The DVR system is both cheaper and in some cases simpler to use, but part of this is because it is more limited. A DVR camera system will always be wired, one of the trade-offs of being cheaper in price. Because of this, every camera in a DVR system will require cabling for the power and image recording requirements. People who choose this option must carefully account for the placement of cameras, and laying out enough cabling to ensure that the system gets power and transmits images to the DVR box.

What’s NVR?

NVR stands for Network Video Recorder, and, as the name implies is a more recent innovation that relies on the use of computer networks. NVR is the more expensive solution of the two, but this is for several reasons. First, while DVR is always wired, NVR has the option to go wireless. This means that your cameras run on batteries, but it also means you no longer have to worry about running enough cable from each camera.

NVR cameras cost more because they do more.
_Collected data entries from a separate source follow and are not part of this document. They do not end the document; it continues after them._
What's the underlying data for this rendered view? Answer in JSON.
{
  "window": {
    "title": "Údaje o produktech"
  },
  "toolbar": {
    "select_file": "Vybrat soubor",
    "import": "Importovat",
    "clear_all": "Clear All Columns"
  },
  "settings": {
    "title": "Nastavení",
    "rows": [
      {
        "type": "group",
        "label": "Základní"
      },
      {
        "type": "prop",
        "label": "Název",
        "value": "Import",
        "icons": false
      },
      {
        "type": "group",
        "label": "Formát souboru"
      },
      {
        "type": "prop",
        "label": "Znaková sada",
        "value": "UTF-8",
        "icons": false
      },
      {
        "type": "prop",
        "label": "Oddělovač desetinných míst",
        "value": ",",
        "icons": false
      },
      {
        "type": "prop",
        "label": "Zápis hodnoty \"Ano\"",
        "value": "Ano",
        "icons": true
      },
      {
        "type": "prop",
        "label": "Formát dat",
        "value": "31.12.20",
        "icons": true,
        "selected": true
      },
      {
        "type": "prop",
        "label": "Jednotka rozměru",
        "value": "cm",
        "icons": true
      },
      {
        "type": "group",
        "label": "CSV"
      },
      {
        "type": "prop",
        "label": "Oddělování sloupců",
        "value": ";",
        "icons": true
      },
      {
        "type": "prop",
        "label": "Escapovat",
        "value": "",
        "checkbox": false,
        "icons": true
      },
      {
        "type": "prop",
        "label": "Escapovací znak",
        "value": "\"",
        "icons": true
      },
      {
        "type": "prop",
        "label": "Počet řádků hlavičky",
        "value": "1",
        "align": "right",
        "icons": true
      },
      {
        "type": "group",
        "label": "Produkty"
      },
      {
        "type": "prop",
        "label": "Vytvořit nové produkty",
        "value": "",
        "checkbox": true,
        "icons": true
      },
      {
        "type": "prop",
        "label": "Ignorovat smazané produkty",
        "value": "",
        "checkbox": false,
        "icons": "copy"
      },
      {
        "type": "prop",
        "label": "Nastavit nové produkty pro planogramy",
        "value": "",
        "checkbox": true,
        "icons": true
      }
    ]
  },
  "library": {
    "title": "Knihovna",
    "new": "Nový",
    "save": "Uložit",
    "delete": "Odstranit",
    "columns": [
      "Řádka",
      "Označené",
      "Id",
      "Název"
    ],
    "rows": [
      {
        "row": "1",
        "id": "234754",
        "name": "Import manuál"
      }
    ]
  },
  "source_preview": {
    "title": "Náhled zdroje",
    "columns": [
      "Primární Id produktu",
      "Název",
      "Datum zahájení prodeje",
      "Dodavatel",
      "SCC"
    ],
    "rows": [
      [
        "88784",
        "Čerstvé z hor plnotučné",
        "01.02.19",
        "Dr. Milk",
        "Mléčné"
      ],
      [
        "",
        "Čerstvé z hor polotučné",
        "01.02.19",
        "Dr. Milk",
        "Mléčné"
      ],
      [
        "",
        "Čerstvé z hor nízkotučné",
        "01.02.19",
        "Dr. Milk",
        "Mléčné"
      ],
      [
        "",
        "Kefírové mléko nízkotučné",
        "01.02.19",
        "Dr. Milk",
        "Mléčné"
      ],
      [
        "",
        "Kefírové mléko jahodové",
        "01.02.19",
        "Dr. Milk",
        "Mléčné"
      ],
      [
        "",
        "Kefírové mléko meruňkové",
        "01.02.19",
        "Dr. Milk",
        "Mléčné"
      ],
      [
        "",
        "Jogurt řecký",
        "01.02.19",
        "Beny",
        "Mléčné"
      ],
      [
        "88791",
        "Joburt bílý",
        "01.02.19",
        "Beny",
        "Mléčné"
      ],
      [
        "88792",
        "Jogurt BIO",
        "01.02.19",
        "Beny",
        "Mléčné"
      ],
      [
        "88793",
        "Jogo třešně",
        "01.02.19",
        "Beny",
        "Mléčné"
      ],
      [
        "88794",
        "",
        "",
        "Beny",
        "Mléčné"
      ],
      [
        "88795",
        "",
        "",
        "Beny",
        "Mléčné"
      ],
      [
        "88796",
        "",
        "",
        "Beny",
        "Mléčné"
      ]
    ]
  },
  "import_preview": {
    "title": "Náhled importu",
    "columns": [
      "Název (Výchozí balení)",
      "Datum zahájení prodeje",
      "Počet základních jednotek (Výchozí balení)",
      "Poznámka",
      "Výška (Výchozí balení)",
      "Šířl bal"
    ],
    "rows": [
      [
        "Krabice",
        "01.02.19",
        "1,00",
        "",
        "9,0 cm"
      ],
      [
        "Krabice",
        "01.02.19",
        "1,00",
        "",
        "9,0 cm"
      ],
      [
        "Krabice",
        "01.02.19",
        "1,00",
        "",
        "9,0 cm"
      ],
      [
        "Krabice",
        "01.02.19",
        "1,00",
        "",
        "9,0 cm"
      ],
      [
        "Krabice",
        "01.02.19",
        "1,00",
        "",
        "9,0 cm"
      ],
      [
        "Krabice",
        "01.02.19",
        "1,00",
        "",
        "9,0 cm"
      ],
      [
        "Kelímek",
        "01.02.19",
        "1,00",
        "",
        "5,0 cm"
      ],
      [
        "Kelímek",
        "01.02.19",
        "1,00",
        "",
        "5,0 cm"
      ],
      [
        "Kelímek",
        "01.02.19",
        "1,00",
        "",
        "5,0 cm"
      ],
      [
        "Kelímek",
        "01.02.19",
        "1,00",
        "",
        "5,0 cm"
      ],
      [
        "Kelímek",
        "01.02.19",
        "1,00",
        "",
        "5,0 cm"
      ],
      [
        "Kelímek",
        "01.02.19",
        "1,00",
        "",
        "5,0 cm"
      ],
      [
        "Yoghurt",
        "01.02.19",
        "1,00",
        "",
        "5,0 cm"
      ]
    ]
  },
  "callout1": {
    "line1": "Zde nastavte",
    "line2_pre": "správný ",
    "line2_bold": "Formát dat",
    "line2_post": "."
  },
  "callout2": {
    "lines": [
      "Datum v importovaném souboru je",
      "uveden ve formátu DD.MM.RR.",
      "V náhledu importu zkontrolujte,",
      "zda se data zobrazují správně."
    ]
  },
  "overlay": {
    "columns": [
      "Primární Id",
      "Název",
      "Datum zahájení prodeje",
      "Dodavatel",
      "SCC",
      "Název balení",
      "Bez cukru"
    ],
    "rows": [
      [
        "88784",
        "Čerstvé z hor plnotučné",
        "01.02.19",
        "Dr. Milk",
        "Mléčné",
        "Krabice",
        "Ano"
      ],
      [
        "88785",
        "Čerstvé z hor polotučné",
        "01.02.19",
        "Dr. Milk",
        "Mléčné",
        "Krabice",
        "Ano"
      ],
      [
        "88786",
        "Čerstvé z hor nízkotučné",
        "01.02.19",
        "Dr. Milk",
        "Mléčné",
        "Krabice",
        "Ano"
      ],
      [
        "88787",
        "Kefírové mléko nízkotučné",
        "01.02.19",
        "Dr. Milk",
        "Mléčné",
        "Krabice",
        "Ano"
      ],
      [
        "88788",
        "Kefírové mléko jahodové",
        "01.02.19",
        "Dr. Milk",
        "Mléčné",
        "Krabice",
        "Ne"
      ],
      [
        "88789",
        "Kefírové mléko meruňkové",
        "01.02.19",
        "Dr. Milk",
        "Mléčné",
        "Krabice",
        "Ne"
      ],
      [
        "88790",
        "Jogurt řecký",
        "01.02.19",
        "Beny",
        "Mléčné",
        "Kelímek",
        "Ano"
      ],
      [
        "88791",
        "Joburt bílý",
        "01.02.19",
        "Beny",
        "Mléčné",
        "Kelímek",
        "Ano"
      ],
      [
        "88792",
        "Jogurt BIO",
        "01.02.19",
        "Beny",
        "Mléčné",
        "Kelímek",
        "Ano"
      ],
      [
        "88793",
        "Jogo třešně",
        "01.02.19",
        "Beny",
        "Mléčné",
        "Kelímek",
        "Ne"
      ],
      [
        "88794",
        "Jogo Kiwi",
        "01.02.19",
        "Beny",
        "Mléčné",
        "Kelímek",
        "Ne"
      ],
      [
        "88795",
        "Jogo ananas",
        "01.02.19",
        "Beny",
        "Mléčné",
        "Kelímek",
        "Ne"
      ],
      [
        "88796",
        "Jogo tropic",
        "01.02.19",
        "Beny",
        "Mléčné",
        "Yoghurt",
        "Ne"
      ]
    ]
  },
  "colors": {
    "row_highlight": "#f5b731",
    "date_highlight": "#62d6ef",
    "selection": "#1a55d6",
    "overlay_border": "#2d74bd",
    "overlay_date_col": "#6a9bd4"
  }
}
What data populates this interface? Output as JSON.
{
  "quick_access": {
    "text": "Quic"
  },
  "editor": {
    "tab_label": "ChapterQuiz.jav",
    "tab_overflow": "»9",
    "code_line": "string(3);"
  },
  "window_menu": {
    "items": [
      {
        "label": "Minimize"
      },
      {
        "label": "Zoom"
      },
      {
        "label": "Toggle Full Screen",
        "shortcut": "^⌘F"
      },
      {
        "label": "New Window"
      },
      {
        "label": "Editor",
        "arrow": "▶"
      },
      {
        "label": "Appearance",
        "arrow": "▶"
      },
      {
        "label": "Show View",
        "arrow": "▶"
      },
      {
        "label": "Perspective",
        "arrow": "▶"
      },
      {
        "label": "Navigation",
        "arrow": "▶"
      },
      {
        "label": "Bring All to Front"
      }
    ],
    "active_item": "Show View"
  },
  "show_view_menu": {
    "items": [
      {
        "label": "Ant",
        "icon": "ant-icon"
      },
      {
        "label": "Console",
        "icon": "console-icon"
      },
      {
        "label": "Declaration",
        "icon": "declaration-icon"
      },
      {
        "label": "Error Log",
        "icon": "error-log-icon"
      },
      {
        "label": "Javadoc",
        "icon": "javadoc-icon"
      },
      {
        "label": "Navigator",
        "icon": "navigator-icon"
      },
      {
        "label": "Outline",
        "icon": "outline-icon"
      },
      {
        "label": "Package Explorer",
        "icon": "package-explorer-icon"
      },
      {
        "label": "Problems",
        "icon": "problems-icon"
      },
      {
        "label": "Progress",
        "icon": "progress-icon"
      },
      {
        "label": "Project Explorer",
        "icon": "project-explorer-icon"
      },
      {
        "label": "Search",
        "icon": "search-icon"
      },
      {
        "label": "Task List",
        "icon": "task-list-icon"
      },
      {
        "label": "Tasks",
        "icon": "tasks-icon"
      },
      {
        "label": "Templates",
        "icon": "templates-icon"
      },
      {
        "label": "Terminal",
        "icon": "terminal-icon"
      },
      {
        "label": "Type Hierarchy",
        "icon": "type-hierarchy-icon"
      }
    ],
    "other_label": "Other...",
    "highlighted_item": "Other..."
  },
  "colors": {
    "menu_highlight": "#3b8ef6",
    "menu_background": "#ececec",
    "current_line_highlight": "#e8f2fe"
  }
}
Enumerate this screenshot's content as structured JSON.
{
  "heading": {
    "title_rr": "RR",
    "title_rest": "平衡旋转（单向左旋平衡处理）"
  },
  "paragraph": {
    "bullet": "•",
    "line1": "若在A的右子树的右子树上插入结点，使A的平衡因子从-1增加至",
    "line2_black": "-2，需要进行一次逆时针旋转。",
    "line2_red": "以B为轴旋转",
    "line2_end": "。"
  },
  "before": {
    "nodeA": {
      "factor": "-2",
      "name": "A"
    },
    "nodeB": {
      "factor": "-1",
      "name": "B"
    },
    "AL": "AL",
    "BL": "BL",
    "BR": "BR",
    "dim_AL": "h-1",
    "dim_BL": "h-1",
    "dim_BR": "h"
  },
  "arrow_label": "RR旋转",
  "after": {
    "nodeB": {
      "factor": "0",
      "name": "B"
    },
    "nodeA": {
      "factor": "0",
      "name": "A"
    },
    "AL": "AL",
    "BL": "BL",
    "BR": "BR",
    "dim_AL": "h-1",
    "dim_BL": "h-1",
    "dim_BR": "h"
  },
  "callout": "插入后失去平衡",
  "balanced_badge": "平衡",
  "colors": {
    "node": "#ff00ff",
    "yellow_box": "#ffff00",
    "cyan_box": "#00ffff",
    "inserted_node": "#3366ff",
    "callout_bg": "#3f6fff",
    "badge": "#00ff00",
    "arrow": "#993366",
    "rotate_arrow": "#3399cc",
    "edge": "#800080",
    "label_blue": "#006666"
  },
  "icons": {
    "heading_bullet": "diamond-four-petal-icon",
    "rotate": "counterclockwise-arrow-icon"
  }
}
In addition not requiring wires, NVR cameras process their image within the hardware itself, so in that sense, they are closer to retail cameras, or even phone cameras than the older, dedicated security cameras. They can also record sound as well, something that DVR cameras can’t do. There is no central recording system here for images. Instead, whatever storage system or hard drive you have allocated for image storage on your network, or even the cloud, is the one that the NVR system will use.

Both systems can provide a lot of security for any property in San Francisco, CA, but your budget and your needs will play a role in which one makes more sense for you to implement.